Askeri güçlerin partilerin denetiminden çıkartılıp ulusal bir kurum olan Pêşmerge bakanlığına bağlanması için çaba harcadı. “Bir ülkenin en büyük değeri savunma gücüdür “ diyordu. Ulusal devletleşme olgusuna yaklaşımı; parça devletlerinin kurulmasının imkan dahilinde olduğunu savunurdu.
Güney Kürdistan’daki son görevi sırasında Behşiqa’ya bağlı Tîsxiraba Mezin köyünde mayın patlaması sonucu ağır yaralanır. Kürdistan’da bir şey yapılamayacağı anlaşılınca özel uçakla Almanya’ya gönderilir. Almanya’da 30.10.2016 da şehadete ulaşır. Onun şehadeti, Kürdistan’ın her dört parçasında büyük bir ulusal matem havası yarattı. Kürt halkı büyük bir evladını, generalini ve isyancısını kaybetmişti.

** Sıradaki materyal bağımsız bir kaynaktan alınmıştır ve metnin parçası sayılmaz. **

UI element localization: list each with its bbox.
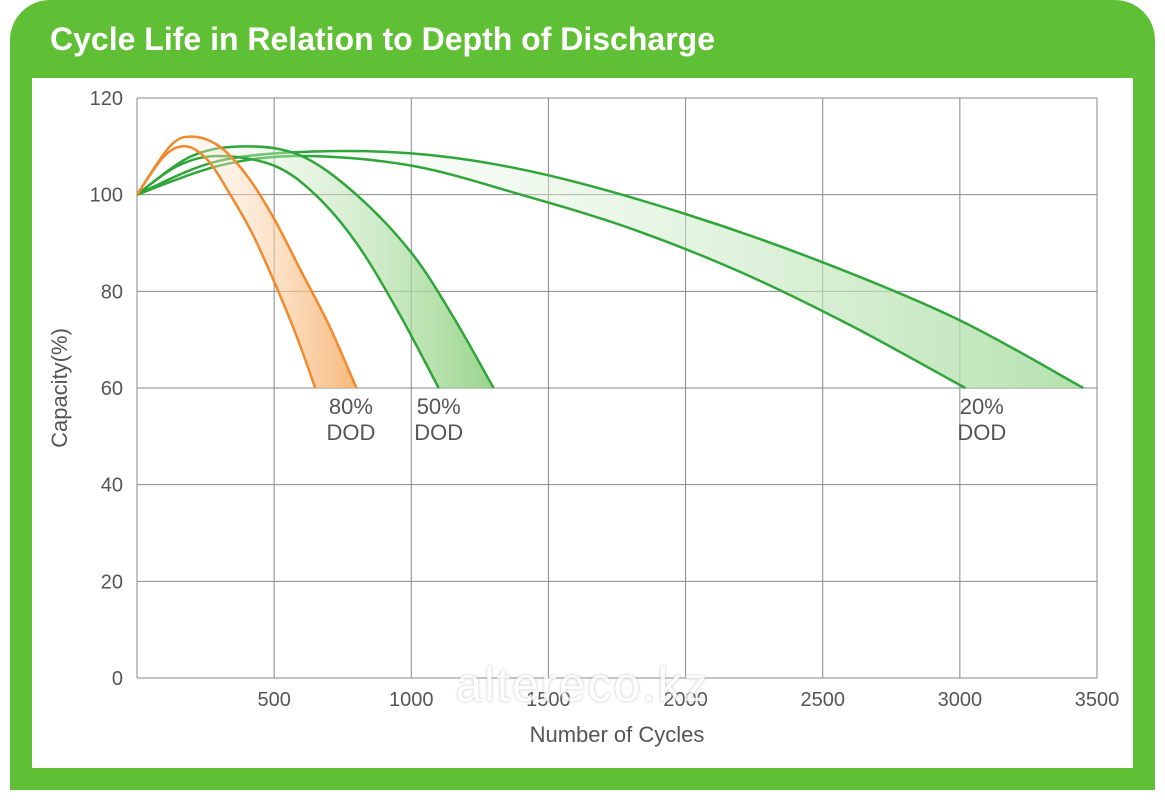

Ama tüm Kürt ulusu bu kahramanın etrafında birleşmişti. Görkemli bir cenaze töreni ile; tek başına çıktığı köyden binlerce insanın omuzlarında döndü, Çilkanî köyün de Kürdistan bayrağının gölgesinde daha önce şehit düşen iki kardeşileri Munzur ( Hasan Çürükkaya, 1991- Çewlik’de şehit düşer) ve Diyar’ın ( Ömer Çürükkaya 1996- Dersim) yanında defn edildi.